On dit souvent que la génération Z cherche avant tout du sens, de la flexibilité, un bon équilibre vie pro/vie perso… mais est-ce vraiment au détriment du salaire ? Les études montrent que si cette nouvelle génération accorde effectivement de l’importance aux conditions de travail, à la mission ou aux valeurs d’une entreprise, elle ne néglige pas pour autant la rémunération. C’est d’ailleurs la génération qui serait la plus prospère financièrement, à la même phase de vie que leurs ainés. Dans un contexte économique incertain, la rémunération redevient en outre un facteur central dans les décisions de carrière.
Le poids du secteur
Un facteur déterminant, et pourtant souvent sous-estimé, est le secteur d’activité (voir notre dernier post LinkedIn à ce sujet). À poste équivalent, les écarts peuvent être considérables. Un communicant, avec le même niveau de responsabilité, peut gagner du simple au double selon qu’il travaille pour une ONG ou pour une banque. Le choix du secteur influence donc directement les prétentions salariales, mais aussi les attentes lors du recrutement. Il rend également certaines reconversions plus complexes : quitter un secteur très rémunérateur, comme le négoce ou la finance, pour un environnement plus engagé mais moins bien payé peut générer des désillusions, voire des renoncements.
Une autre logique dans le secteur public
Dans le public, la logique est encore différente. On n’y travaille pas – en règle générale – pour maximiser les revenus, mais pour contribuer à une mission d’intérêt général. L’utilité sociale et la notion de service y sont – théoriquement – moteurs. Les grilles salariales sont publiques, les progressions encadrées, ce qui implique davantage de transparence et moins de latitude individuelle. Cela ne signifie pas pour autant que la question salariale soit secondaire. Pour attirer et fidéliser les talents, les employeurs publics doivent rester compétitifs avec les autres secteurs… Car même si la mission y est différente, la charge de travail, les responsabilités et les pressions peuvent être souvent similaires à celles rencontrées dans le privé.
L’argent comme révélateur
Notre rapport à l’argent dit beaucoup de notre rapport au travail. Il révèle notre système de valeurs, notre quête de sens, de reconnaissance. Il éclaire aussi nos contradictions : entre envie de liberté et besoin de sécurité, entre idéal de contribution et besoins matériels. Il est nécessaire de s’interroger sur la place que l’argent a dans notre vie, de mettre au clair nos besoins et priorités, afin d’être en mesure de mieux définir nos choix professionnels pour dessiner la carrière à laquelle nous aspirons vraiment.

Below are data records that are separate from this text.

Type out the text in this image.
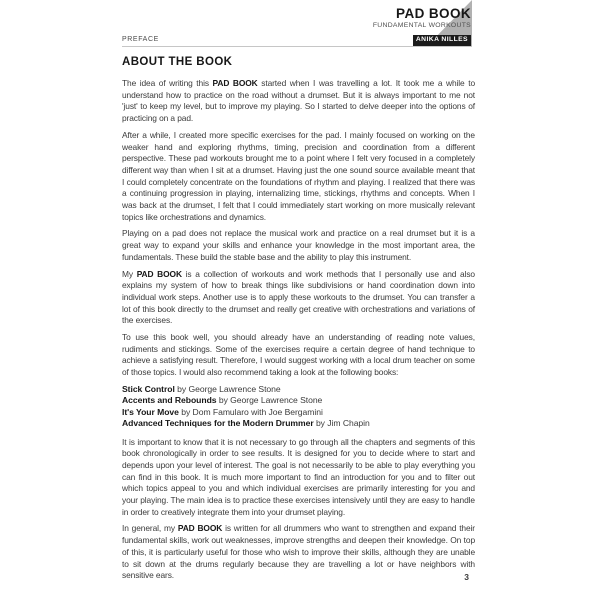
PAD BOOK
FUNDAMENTAL WORKOUTS
ANIKA NILLES
PREFACE
ABOUT THE BOOK

The idea of writing this PAD BOOK started when I was travelling a lot. It took me a while to understand how to practice on the road without a drumset. But it is always important to me not 'just' to keep my level, but to improve my playing. So I started to delve deeper into the options of practicing on a pad.

After a while, I created more specific exercises for the pad. I mainly focused on working on the weaker hand and exploring rhythms, timing, precision and coordination from a different perspective. These pad workouts brought me to a point where I felt very focused in a completely different way than when I sit at a drumset. Having just the one sound source available meant that I could completely concentrate on the foundations of rhythm and playing. I realized that there was a continuing progression in playing, internalizing time, stickings, rhythms and concepts. When I was back at the drumset, I felt that I could immediately start working on more musically relevant topics like orchestrations and dynamics.

Playing on a pad does not replace the musical work and practice on a real drumset but it is a great way to expand your skills and enhance your knowledge in the most important area, the fundamentals. These build the stable base and the ability to play this instrument.

My PAD BOOK is a collection of workouts and work methods that I personally use and also explains my system of how to break things like subdivisions or hand coordination down into individual work steps. Another use is to apply these workouts to the drumset. You can transfer a lot of this book directly to the drumset and really get creative with orchestrations and variations of the exercises.

To use this book well, you should already have an understanding of reading note values, rudiments and stickings. Some of the exercises require a certain degree of hand technique to achieve a satisfying result. Therefore, I would suggest working with a local drum teacher on some of those topics. I would also recommend taking a look at the following books:

Stick Control by George Lawrence Stone
Accents and Rebounds by George Lawrence Stone
It's Your Move by Dom Famularo with Joe Bergamini
Advanced Techniques for the Modern Drummer by Jim Chapin

It is important to know that it is not necessary to go through all the chapters and segments of this book chronologically in order to see results. It is designed for you to decide where to start and depends upon your level of interest. The goal is not necessarily to be able to play everything you can find in this book. It is much more important to find an introduction for you and to filter out which topics appeal to you and which individual exercises are primarily interesting for you and your playing. The main idea is to practice these exercises intensively until they are easy to handle in order to creatively integrate them into your drumset playing.

In general, my PAD BOOK is written for all drummers who want to strengthen and expand their fundamental skills, work out weaknesses, improve strengths and deepen their knowledge. On top of this, it is particularly useful for those who wish to improve their skills, although they are unable to sit down at the drums regularly because they are travelling a lot or have neighbors with sensitive ears.	3
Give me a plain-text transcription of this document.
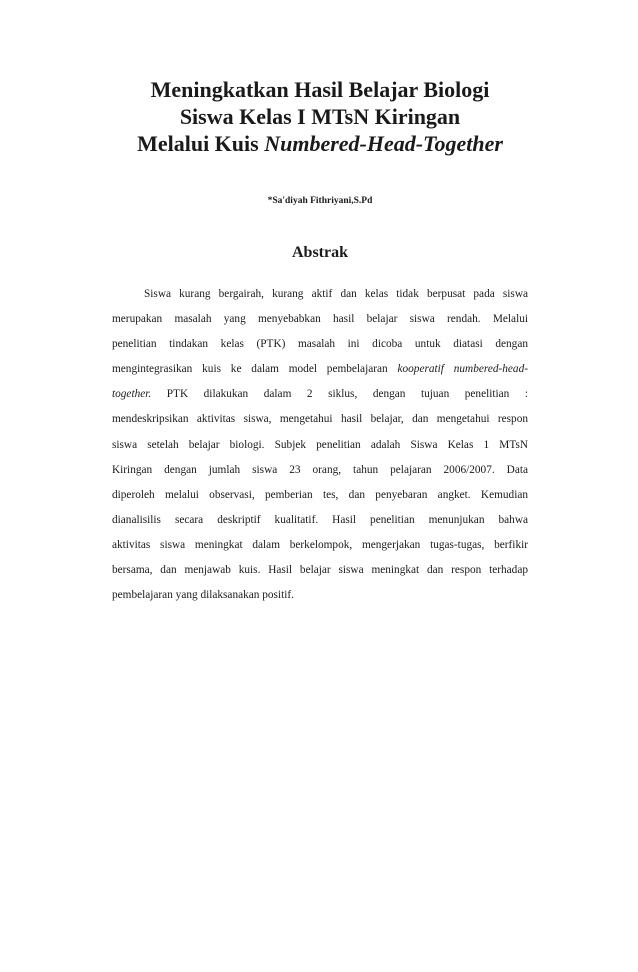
Meningkatkan Hasil Belajar Biologi
Siswa Kelas I MTsN Kiringan
Melalui Kuis Numbered-Head-Together
*Sa'diyah Fithriyani,S.Pd
Abstrak
Siswa kurang bergairah, kurang aktif dan kelas tidak berpusat pada siswa
merupakan masalah yang menyebabkan hasil belajar siswa rendah. Melalui
penelitian tindakan kelas (PTK) masalah ini dicoba untuk diatasi dengan
mengintegrasikan kuis ke dalam model pembelajaran kooperatif numbered-head-
together. PTK dilakukan dalam 2 siklus, dengan tujuan penelitian :
mendeskripsikan aktivitas siswa, mengetahui hasil belajar, dan mengetahui respon
siswa setelah belajar biologi. Subjek penelitian adalah Siswa Kelas 1 MTsN
Kiringan dengan jumlah siswa 23 orang, tahun pelajaran 2006/2007. Data
diperoleh melalui observasi, pemberian tes, dan penyebaran angket. Kemudian
dianalisilis secara deskriptif kualitatif. Hasil penelitian menunjukan bahwa
aktivitas siswa meningkat dalam berkelompok, mengerjakan tugas-tugas, berfikir
bersama, dan menjawab kuis. Hasil belajar siswa meningkat dan respon terhadap
pembelajaran yang dilaksanakan positif.
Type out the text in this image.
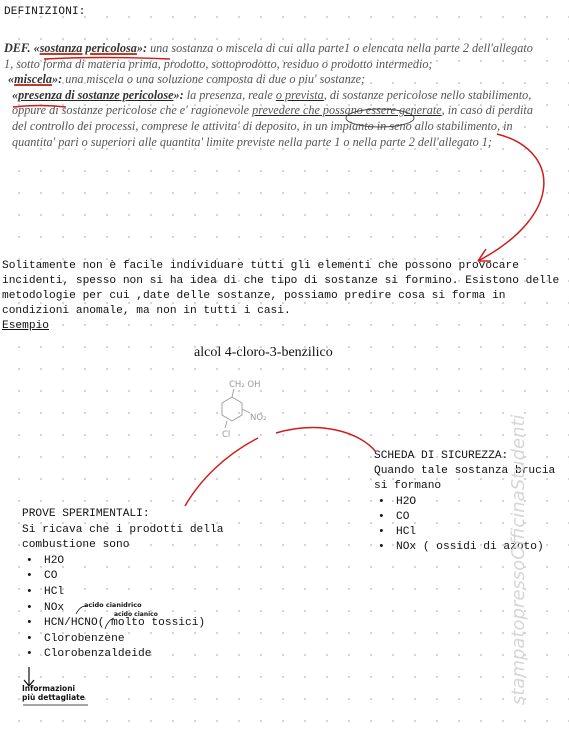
DEFINIZIONI:

DEF. «sostanza pericolosa»: una sostanza o miscela di cui alla parte1 o elencata nella parte 2 dell'allegato 1, sotto forma di materia prima, prodotto, sottoprodotto, residuo o prodotto intermedio;

«miscela»: una miscela o una soluzione composta di due o piu' sostanze;

«presenza di sostanze pericolose»: la presenza, reale o prevista, di sostanze pericolose nello stabilimento, oppure di sostanze pericolose che e' ragionevole prevedere che possano essere generate, in caso di perdita del controllo dei processi, comprese le attivita' di deposito, in un impianto in seno allo stabilimento, in quantita' pari o superiori alle quantita' limite previste nella parte 1 o nella parte 2 dell'allegato 1;

Solitamente non è facile individuare tutti gli elementi che possono provocare incidenti, spesso non si ha idea di che tipo di sostanze si formino. Esistono delle metodologie per cui ,date delle sostanze, possiamo predire cosa si forma in condizioni anomale, ma non in tutti i casi.

Esempio

alcol 4-cloro-3-benzilico
SCHEDA DI SICUREZZA:
Quando tale sostanza brucia si formano
• H2O
• CO
• HCl
• NOx ( ossidi di azoto)
PROVE SPERIMENTALI:
Si ricava che i prodotti della combustione sono
• H2O
• CO
• HCl
• NOx
• HCN/HCNO( molto tossici)
• Clorobenzene
• Clorobenzaldeide
acido cianidrico
acido cianico
Informazioni
più dettagliate	stampatopressoOfficinaStudenti
CH₂ OH
NO₂
Cl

SAVOIR NÉGOCIER SON SALAIRE
Lors d’un recrutement, la question du salaire est souvent redoutée par les candidats. L’aborder avec crainte, gêne ou sans préparation peut péjorer l’impression donnée au recruteur. Notre conseil : préparez-vous. Une négociation salariale ne s’improvise pas. Elle commence par se renseigner sur le secteur, les pratiques de l’organisation, les standards du poste visé. Ensuite, il est important d’arriver avec une fourchette réaliste de salaire. La base de la fourchette doit correspondre à ce que vous jugez juste et acceptable pour vous, pas votre absolu minimum.
En cas de changement de poste, une augmentation de 10 à 20 % est généralement envisageable. Aller au-delà peut se justifier si les responsabilités augmentent fortement. À ne pas négliger : les conditions cadres. Elles peuvent être un vrai levier de négociation : flexibilité, formation, congés supplémentaires, LPP… La rémunération totale va en effet bien au-delà du chiffre brut.
Enfin, un dernier mot sur la transparence : même si l’on choisit de ne pas divulguer son niveau de salaire actuel ou passé, le gonfler pour justifier ses nouvelles prétentions est tout sauf une bonne idée. Une négociation réussie repose avant tout sur la confiance : mentir sur son salaire actuel en entretien ne fait définitivement pas partir sur de bonnes bases.